(b) One boy lies down and personates Booman. Other boys form a ring round him, joining hands and alternately raising and lowering them, to imitate bell-pulling, while the girls who play sit down and weep. The boys sing the first verse. The girls seek for daisies or any wild flowers, and join in the singing of the second verse, while the boys raise the prostrate Booman and carry him about. When singing the third verse the boys act digging a grave, and the dead boy is lowered. The girls strew flowers over the body. When finished another boy becomes Booman.

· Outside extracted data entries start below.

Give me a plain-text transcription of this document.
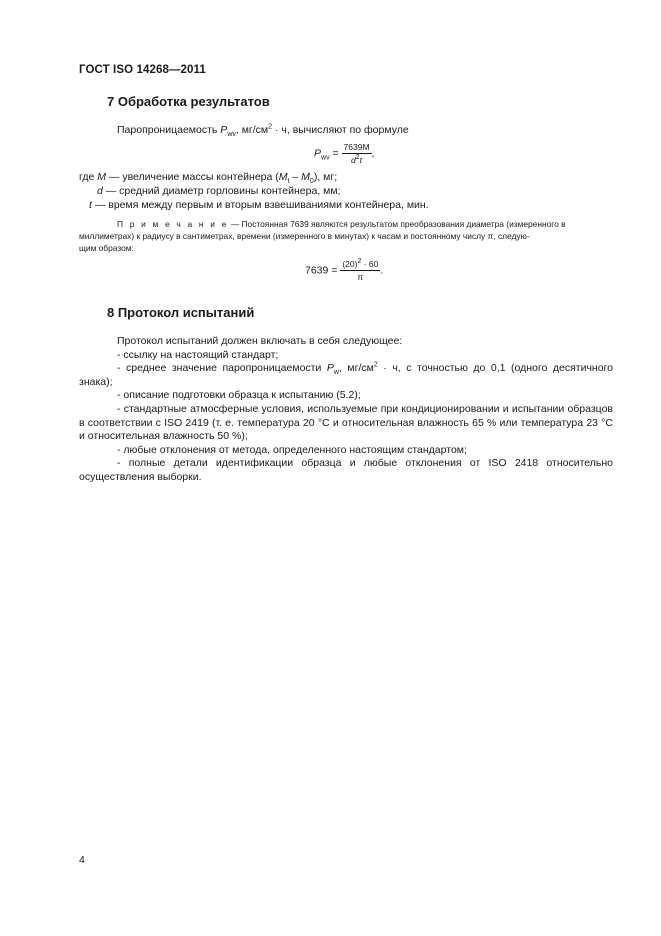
ГОСТ ISO 14268—2011
7 Обработка результатов
Паропроницаемость $P_{wv}$, $мг/см^2 \cdot ч$, вычисляют по формуле
$P_{wv} = \frac{7639M}{d^2t}$ ,
где M — увеличение массы контейнера $(M_t - M_0)$, мг;
d — средний диаметр горловины контейнера, мм;
t — время между первым и вторым взвешиваниями контейнера, мин.
П р и м е ч а н и е — Постоянная 7639 являются результатом преобразования диаметра (измеренного в
миллиметрах) к радиусу в сантиметрах, времени (измеренного в минутах) к часам и постоянному числу π, следую-
щим образом:
$7639 = \frac{(20)^2 \cdot 60}{\pi}$ .
8 Протокол испытаний

Протокол испытаний должен включать в себя следующее:

- ссылку на настоящий стандарт;

- среднее значение паропроницаемости $P_w$, $мг/см^2 \cdot ч$, с точностью до 0,1 (одного десятичного знака);

- описание подготовки образца к испытанию (5.2);

- стандартные атмосферные условия, используемые при кондиционировании и испытании образцов в соответствии с ISO 2419 (т. е. температура 20 °C и относительная влажность 65 % или температура 23 °C и относительная влажность 50 %);

- любые отклонения от метода, определенного настоящим стандартом;

- полные детали идентификации образца и любые отклонения от ISO 2418 относительно осуществления выборки.

4
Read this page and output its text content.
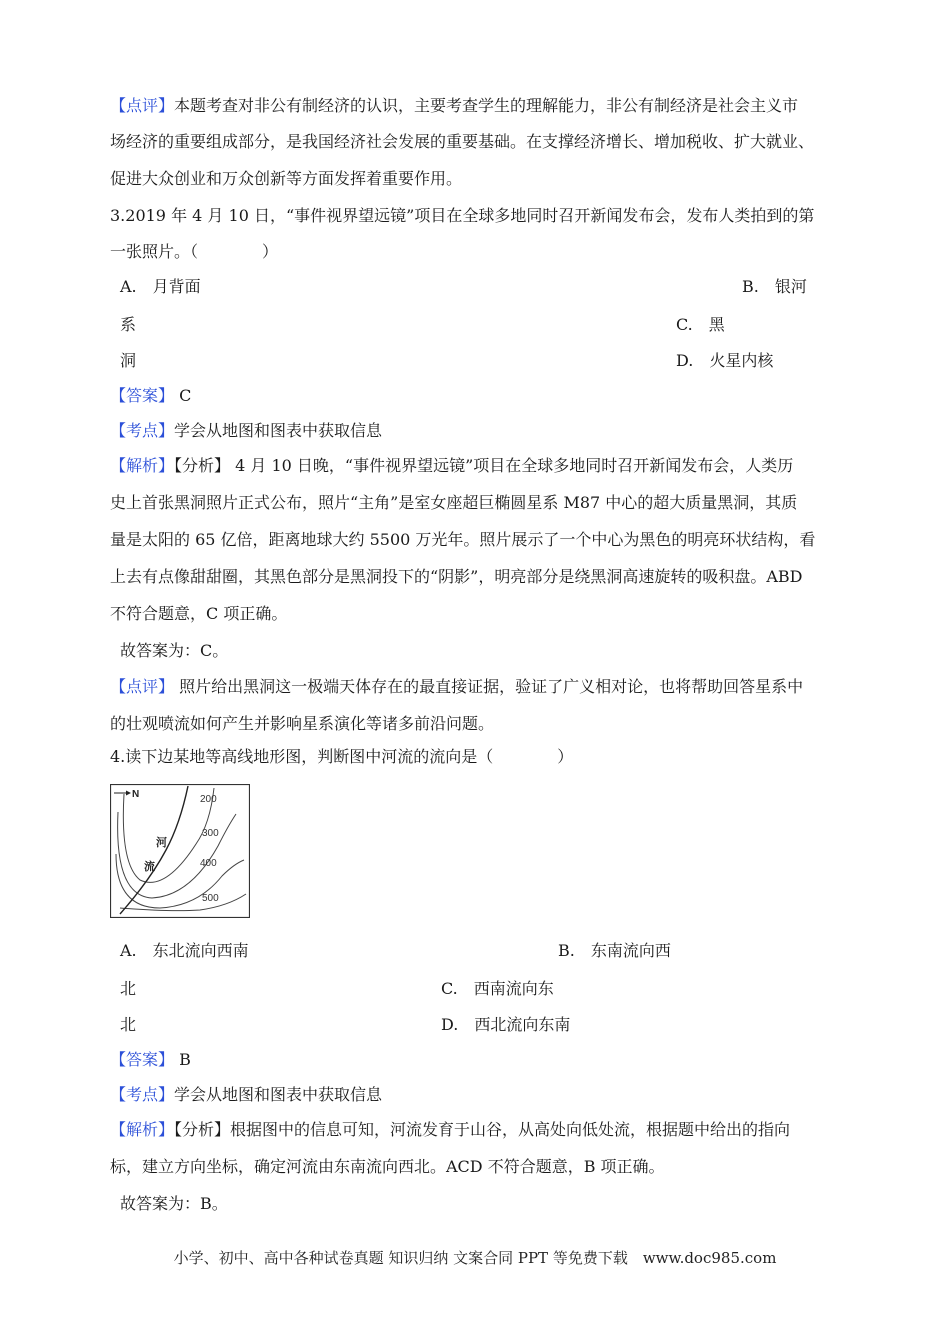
【点评】本题考查对非公有制经济的认识，主要考查学生的理解能力，非公有制经济是社会主义市
场经济的重要组成部分，是我国经济社会发展的重要基础。在支撑经济增长、增加税收、扩大就业、
促进大众创业和万众创新等方面发挥着重要作用。
3.2019 年 4 月 10 日，“事件视界望远镜”项目在全球多地同时召开新闻发布会，发布人类拍到的第
一张照片。（　　　　）
A.　月背面	B.　银河
系	C.　黑
洞	D.　火星内核
【答案】 C
【考点】学会从地图和图表中获取信息
【解析】【分析】 4 月 10 日晚，“事件视界望远镜”项目在全球多地同时召开新闻发布会，人类历
史上首张黑洞照片正式公布，照片“主角”是室女座超巨椭圆星系 M87 中心的超大质量黑洞，其质
量是太阳的 65 亿倍，距离地球大约 5500 万光年。照片展示了一个中心为黑色的明亮环状结构，看
上去有点像甜甜圈，其黑色部分是黑洞投下的“阴影”，明亮部分是绕黑洞高速旋转的吸积盘。ABD
不符合题意，C 项正确。
故答案为：C。
【点评】 照片给出黑洞这一极端天体存在的最直接证据，验证了广义相对论，也将帮助回答星系中
的壮观喷流如何产生并影响星系演化等诸多前沿问题。
4.读下边某地等高线地形图，判断图中河流的流向是（　　　　）
N	200
300
400
500
河
流
A.　东北流向西南	B.　东南流向西
北	C.　西南流向东
北	D.　西北流向东南
【答案】 B
【考点】学会从地图和图表中获取信息
【解析】【分析】根据图中的信息可知，河流发育于山谷，从高处向低处流，根据题中给出的指向
标，建立方向坐标，确定河流由东南流向西北。ACD 不符合题意，B 项正确。
故答案为：B。
小学、初中、高中各种试卷真题 知识归纳 文案合同 PPT 等免费下载　www.doc985.com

(c) This game is clearly dramatic, to imitate a funeral. Mr. Doe writes, “I have seen somewhere [in Norfolk] a tomb with a crest on it—a leek—and the name Beaumont,” but it does not seem necessary to thus account for the game.

Boss-out

A game at marbles. Strutt describes it as follows:—“One bowls a marble to any distance that he pleases, which serves as a mark for his antagonist to bowl at, whose business it is to hit the marble first bowled, or lay his own near enough to it for him to span the space between them and touch both the marbles. In either case he wins. If not, his marble remains where it lay, and becomes a mark for the first player, and so alternately until the game be won.”—Sports, p. 384.

Boss and Span

The same as “[Boss-out].” It is mentioned, but not described, in Baker’s Northamptonshire Glossary.